I Wonder, interior spread from the essay “Memory I: Photography”
Case in point: the essay “The Sun, The Moon, The Stars,” which illustrates some 14 pages of rather basic astronomical observations that Bantjes made during a 2006 trip to the Griffith Observatory in Los Angeles, with correlating imagery of celestial-themed jewelry that was on display there. As Bantjes builds from three-pointed stars all the way out to galaxies, she refers to brooches, earrings, pendants, and bracelets, all floating in a dazzling matrix of gemstones and silver filaments surrounding her text. What at first seems like a mess of visual information and planetary factoids reveals itself to be a carefully ordered cosmos of layered systems — we learn something about the universe, we learn something about form, we learn something about jewelry. In subjecting the reader to a process of looking that becomes clearer through sustained attention, Bantjes offers as fair an approximation of the act of star-gazing as book-on-paper is likely to get.

Interior spread from the essay, “Santa™”
Many of the essays seems to be playing with ideas of information design that, while perhaps de rigueur for web-based media, are infinitely more difficult to successfully convey in bound and printed form. While reading the opening essay, which muses on the titular concern of wonder, I initially felt that Bantjes’s tendency toward sweeping generalities and lack of footnoting gave the essay a dismissably informal tone. Then I realized that, in addition to actual footnotes, which cropped up in later pages, the main text was surrounded by quotations in little cut-out windows, a sort of high-design version of adding post-its with memorable quotes to one’s notebook, and these served to ground Bantjes’s ideas in a history of researched thought on a variety of forms and subjects. With her tendency to cut a broad swath from the Wunderkammer, through Islamic and Tibetan art, William Morris, tracing craftspeople from their status as pinnacle artists to outsider artists, it is no wonder that Bantjes must abbreviate her statements. Academia this is not, but it is an incredibly detailed thought exercise, and not one to be lightly dismissed.
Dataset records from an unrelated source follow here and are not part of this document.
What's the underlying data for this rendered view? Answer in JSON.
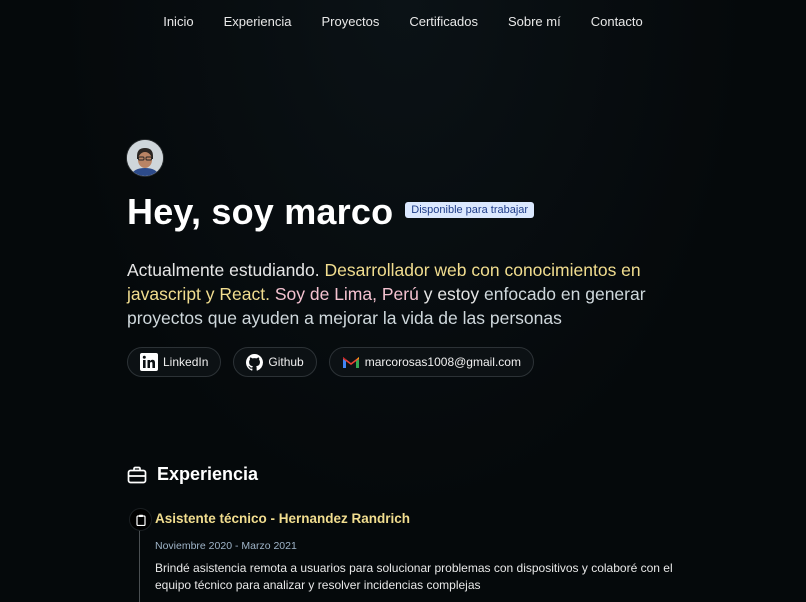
{
  "nav": {
    "items": [
      "Inicio",
      "Experiencia",
      "Proyectos",
      "Certificados",
      "Sobre mí",
      "Contacto"
    ]
  },
  "hero": {
    "title": "Hey, soy marco",
    "badge": "Disponible para trabajar",
    "desc": {
      "p1": "Actualmente estudiando.",
      "p2": "Desarrollador web con conocimientos en javascript y React.",
      "p3": "Soy de Lima,",
      "p4": "Perú",
      "p5": "y estoy",
      "p6": "enfocado en generar proyectos que ayuden a mejorar la vida de las personas"
    }
  },
  "social": {
    "linkedin": "LinkedIn",
    "github": "Github",
    "email": "marcorosas1008@gmail.com"
  },
  "experience": {
    "title": "Experiencia",
    "jobs": [
      {
        "title": "Asistente técnico - Hernandez Randrich",
        "date": "Noviembre 2020 - Marzo 2021",
        "description": "Brindé asistencia remota a usuarios para solucionar problemas con dispositivos y colaboré con el equipo técnico para analizar y resolver incidencias complejas"
      }
    ]
  },
  "colors": {
    "background": "#05090b",
    "accent_yellow": "#f1dd8f",
    "accent_pink": "#f4c2d0",
    "badge_bg": "#dbe8ff",
    "badge_text": "#1f3d8a"
  },
  "icons": {
    "linkedin": "linkedin-icon",
    "github": "github-icon",
    "email": "gmail-icon",
    "experience": "briefcase-icon",
    "timeline": "clipboard-icon"
  }
}
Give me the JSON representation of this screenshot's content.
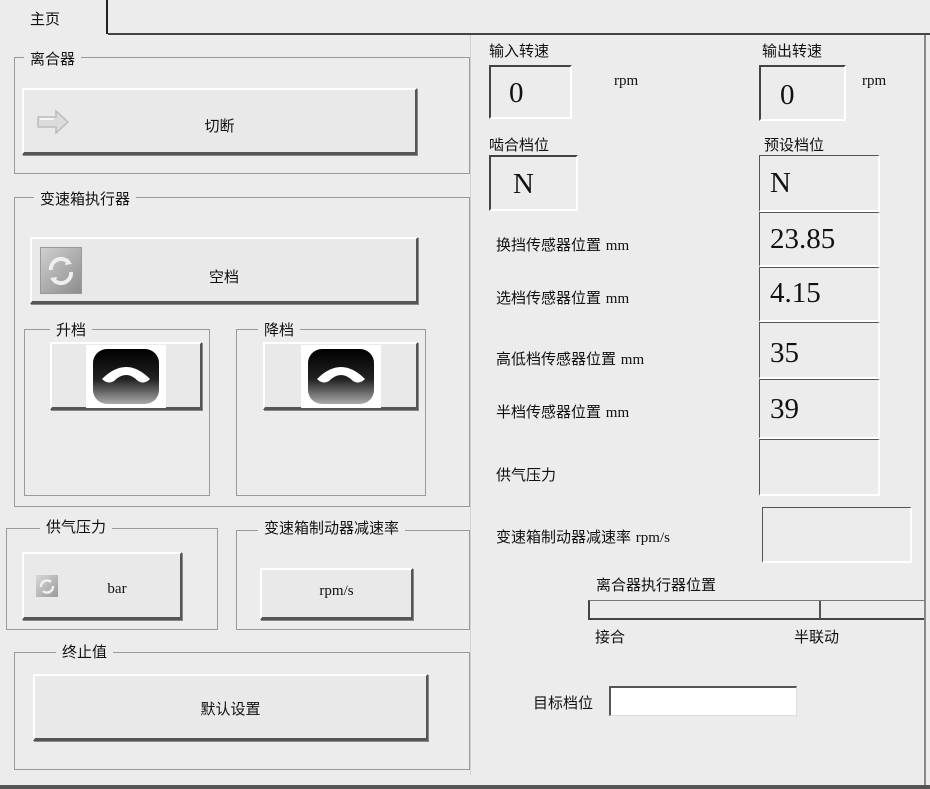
{
  "tab": {
    "label": "主页"
  },
  "clutch": {
    "title": "离合器",
    "button_label": "切断"
  },
  "gearbox_actuator": {
    "title": "变速箱执行器",
    "neutral_label": "空档",
    "upshift_title": "升档",
    "downshift_title": "降档"
  },
  "air_pressure_group": {
    "title": "供气压力",
    "unit": "bar"
  },
  "brake_decel_group": {
    "title": "变速箱制动器减速率",
    "unit": "rpm/s"
  },
  "limit_group": {
    "title": "终止值",
    "button_label": "默认设置"
  },
  "input_speed": {
    "label": "输入转速",
    "value": "0",
    "unit": "rpm"
  },
  "output_speed": {
    "label": "输出转速",
    "value": "0",
    "unit": "rpm"
  },
  "engaged_gear": {
    "label": "啮合档位",
    "value": "N"
  },
  "preset_gear": {
    "label": "预设档位",
    "value": "N"
  },
  "sensors": [
    {
      "label": "换挡传感器位置",
      "unit": "mm",
      "value": "23.85"
    },
    {
      "label": "选档传感器位置",
      "unit": "mm",
      "value": "4.15"
    },
    {
      "label": "高低档传感器位置",
      "unit": "mm",
      "value": "35"
    },
    {
      "label": "半档传感器位置",
      "unit": "mm",
      "value": "39"
    }
  ],
  "air_pressure": {
    "label": "供气压力",
    "value": ""
  },
  "brake_decel": {
    "label": "变速箱制动器减速率",
    "unit": "rpm/s",
    "value": ""
  },
  "clutch_position": {
    "label": "离合器执行器位置",
    "left_label": "接合",
    "mid_label": "半联动"
  },
  "target_gear": {
    "label": "目标档位",
    "value": ""
  }
}
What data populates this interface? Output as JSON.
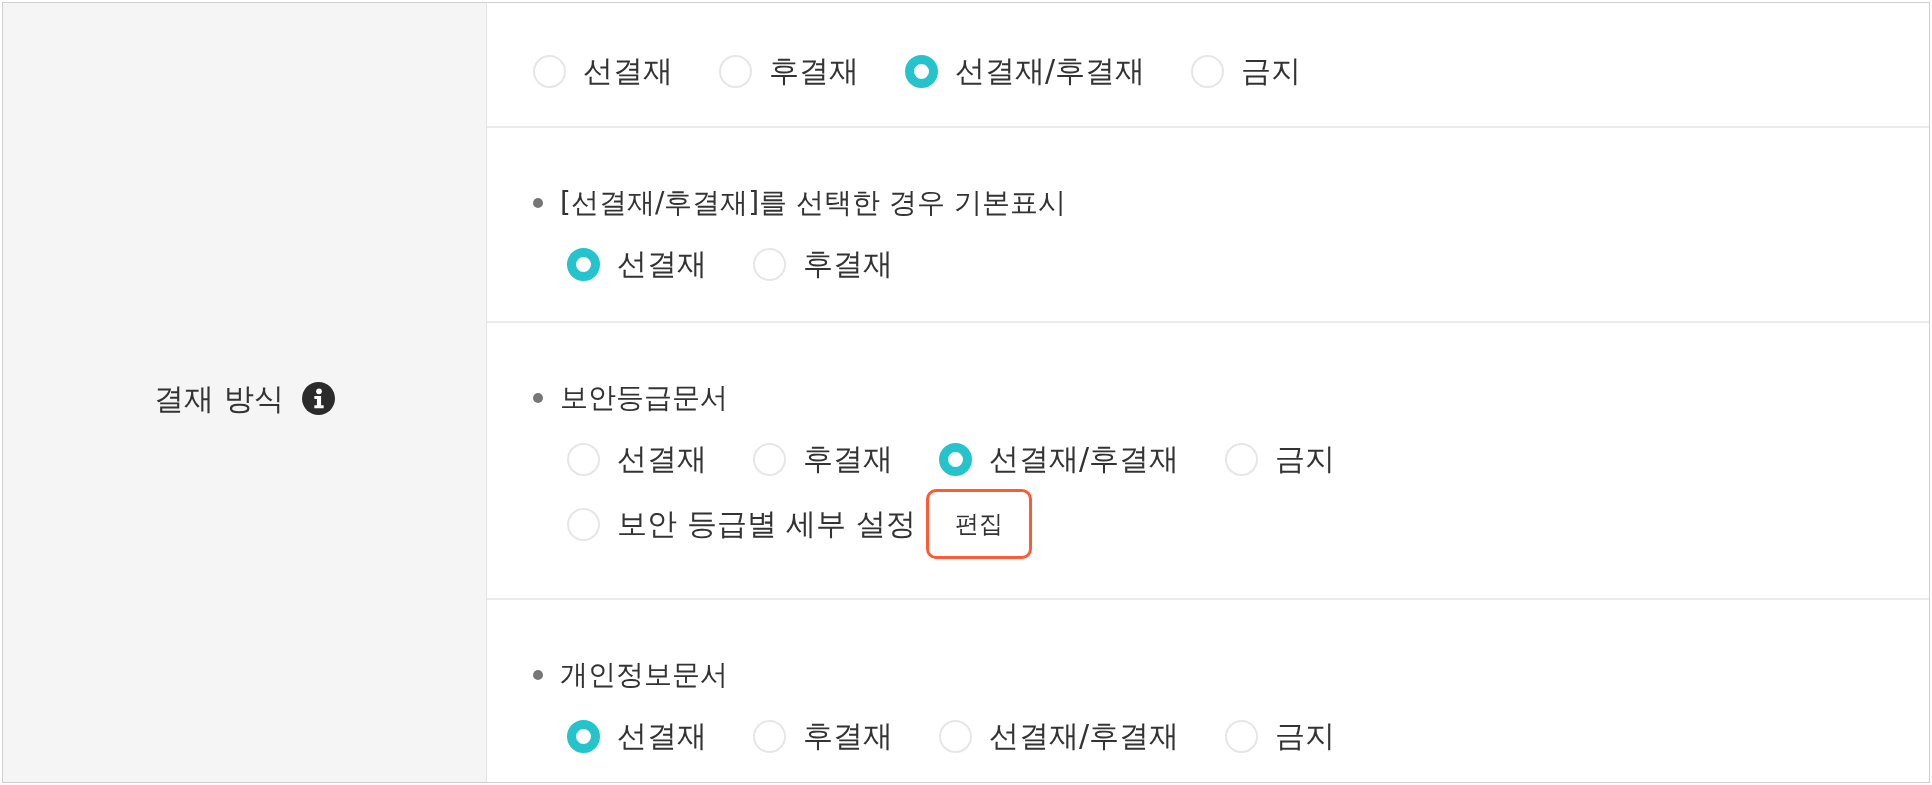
{
  "setting": {
    "label": "결재 방식"
  },
  "options": [
    {
      "label": "선결재",
      "selected": false
    },
    {
      "label": "후결재",
      "selected": false
    },
    {
      "label": "선결재/후결재",
      "selected": true
    },
    {
      "label": "금지",
      "selected": false
    }
  ],
  "sections": [
    {
      "title": "[선결재/후결재]를 선택한 경우 기본표시",
      "options": [
        {
          "label": "선결재",
          "selected": true
        },
        {
          "label": "후결재",
          "selected": false
        }
      ]
    },
    {
      "title": "보안등급문서",
      "options": [
        {
          "label": "선결재",
          "selected": false
        },
        {
          "label": "후결재",
          "selected": false
        },
        {
          "label": "선결재/후결재",
          "selected": true
        },
        {
          "label": "금지",
          "selected": false
        }
      ],
      "detail_option": {
        "label": "보안 등급별 세부 설정",
        "selected": false,
        "button": {
          "label": "편집",
          "highlighted": true
        }
      }
    },
    {
      "title": "개인정보문서",
      "options": [
        {
          "label": "선결재",
          "selected": true
        },
        {
          "label": "후결재",
          "selected": false
        },
        {
          "label": "선결재/후결재",
          "selected": false
        },
        {
          "label": "금지",
          "selected": false
        }
      ]
    }
  ]
}
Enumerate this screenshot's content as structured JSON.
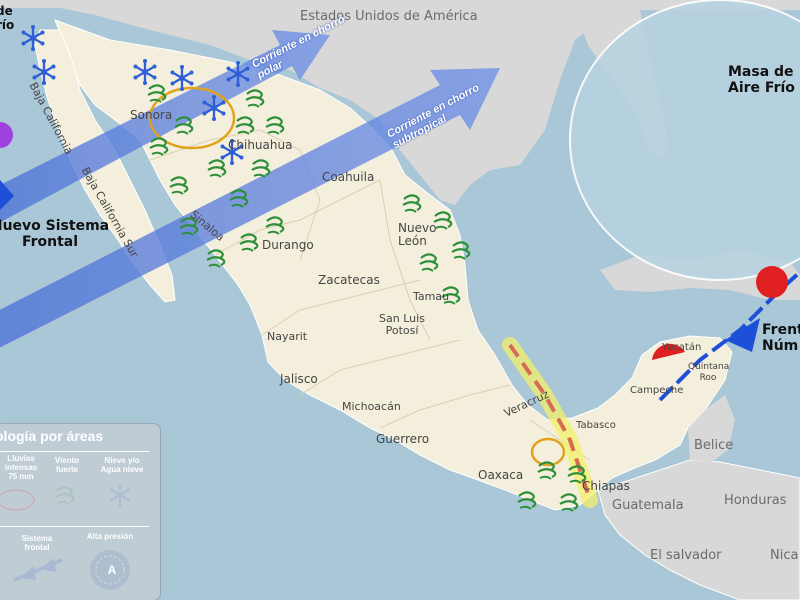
{
  "map": {
    "labels": {
      "usa": "Estados Unidos de América",
      "baja_california": "Baja California",
      "baja_california_sur": "Baja California Sur",
      "sonora": "Sonora",
      "chihuahua": "Chihuahua",
      "coahuila": "Coahuila",
      "nuevo_leon": "Nuevo León",
      "sinaloa": "Sinaloa",
      "durango": "Durango",
      "zacatecas": "Zacatecas",
      "tamaulipas": "Tamau",
      "san_luis_potosi": "San Luis Potosí",
      "nayarit": "Nayarit",
      "jalisco": "Jalisco",
      "michoacan": "Michoacán",
      "guerrero": "Guerrero",
      "oaxaca": "Oaxaca",
      "veracruz": "Veracruz",
      "chiapas": "Chiapas",
      "tabasco": "Tabasco",
      "campeche": "Campeche",
      "yucatan": "Yucatán",
      "quintana_roo": "Quintana Roo",
      "belice": "Belice",
      "guatemala": "Guatemala",
      "honduras": "Honduras",
      "el_salvador": "El salvador",
      "nicaragua": "Nica",
      "masa_aire_frio": "Masa de Aire Frío",
      "frente": "Frent Núm",
      "nuevo_sistema_frontal": "Nuevo Sistema Frontal",
      "top_left_fragment": "de río"
    },
    "jet_streams": {
      "polar": "Corriente en chorro polar",
      "subtropical": "Corriente en chorro subtropical"
    },
    "colors": {
      "ocean": "#a9c7d6",
      "land_mexico": "#f4efdc",
      "land_neighbors": "#d9d9d9",
      "jet_stream": "#4a6fd6",
      "wind_symbol": "#2e8f3a",
      "snow_symbol": "#2f5fd8",
      "rain_circle": "#e0a21b",
      "trough_dash": "#d86a55",
      "trough_glow": "#f3f06a",
      "cold_front": "#1e4fd8",
      "warm_front": "#e02020",
      "high_pressure": "#3a6fb0",
      "low_pressure": "#a040e0"
    }
  },
  "legend": {
    "title": "ología por áreas",
    "rain": "Lluvias intensas 75 mm",
    "wind": "Viento fuerte",
    "snow": "Nieve y/o Agua nieve",
    "front": "Sistema frontal",
    "high": "Alta presión",
    "high_symbol": "A"
  }
}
Interior spread from the essay, “1 Sign 4 All”
Your milage may vary with I Wonder, depending on your appetite for eye-melting visual overload and your ability to sit with a book that takes time to reveal its true nature. It wasn’t until my third pass at the essay “Secrets” that I realized it contained an actual text, and not just an abstract block of typeface illustration. As with many moments during my reading of I Wonder, I had to shake my head in appreciation of Marian Bantjes’s singular worldview, and the confidence of an artist who knows herself well enough to trust a process that takes her into truly experimental territory, and trusts her reader enough to follow her there.

Interior spread from the essay “Heaven”
I Wonder by Marian Bantjes was released in 2010 in the UK by Thames & Hudson, and in the US by Monacelli Press, and is available at a variety of retailers.